2024 film directed by Fernando Coimbra

Carnival Is Over (Os Enforcados) is a 2024 crime thriller film written and directed by Fernando Coimbra, starring Leandra Leal and Pêpê Rapazote as a couple hoping to escape their family's mafia ties. The film was selected to premiere as a Special Presentation at the Toronto International Film Festival on September 6, 2024.

== Premise ==
Regina and Valério conspire to kill Valério's uncle in an attempt to break free of the family's links to the mafia, initiating a cascade of chaos and violence.

== Cast ==
- Leandra Leal as Regina
- Pepê Rapazote as Valério
- Irandhir Santos

== Production ==
Coimbra first announced Carnival is Over, then titled The Hanged, at the 2018 Cannes Film Festival.
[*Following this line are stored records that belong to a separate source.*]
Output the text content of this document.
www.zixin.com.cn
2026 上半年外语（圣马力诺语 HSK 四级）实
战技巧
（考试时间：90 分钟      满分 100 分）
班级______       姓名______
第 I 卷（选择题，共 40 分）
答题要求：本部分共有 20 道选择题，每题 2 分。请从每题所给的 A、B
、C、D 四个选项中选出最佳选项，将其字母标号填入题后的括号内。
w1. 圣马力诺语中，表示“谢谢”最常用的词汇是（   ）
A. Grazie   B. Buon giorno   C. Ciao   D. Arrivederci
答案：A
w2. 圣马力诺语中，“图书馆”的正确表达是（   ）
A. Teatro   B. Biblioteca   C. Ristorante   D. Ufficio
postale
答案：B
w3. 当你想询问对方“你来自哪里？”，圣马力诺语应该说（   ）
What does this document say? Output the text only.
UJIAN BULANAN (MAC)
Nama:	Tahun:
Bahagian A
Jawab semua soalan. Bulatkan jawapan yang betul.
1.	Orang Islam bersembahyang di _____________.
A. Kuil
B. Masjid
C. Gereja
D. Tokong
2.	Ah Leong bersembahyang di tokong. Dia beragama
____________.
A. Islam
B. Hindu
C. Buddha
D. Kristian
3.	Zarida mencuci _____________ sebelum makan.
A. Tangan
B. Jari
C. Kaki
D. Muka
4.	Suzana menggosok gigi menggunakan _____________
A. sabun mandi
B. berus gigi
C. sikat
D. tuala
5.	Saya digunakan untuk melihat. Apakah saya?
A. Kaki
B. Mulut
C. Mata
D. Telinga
At the time, Fernanda Torres was attached to star as Regina. The project had been developed at the 2015 Sundance Screenwriter Lab and production was supported by a Sundance Institute global filmmaking award. In May 2023, Variety reported that post-production on the film was underway.

== Release ==
Carnival is Over premiered in the Special Presentations section of the Toronto International Film Festival on September 6, 2024. The film was commercially released on August 14, 2025, in Brazilian theaters. The Portuguese theatrical release was scheduled for January 1, 2026.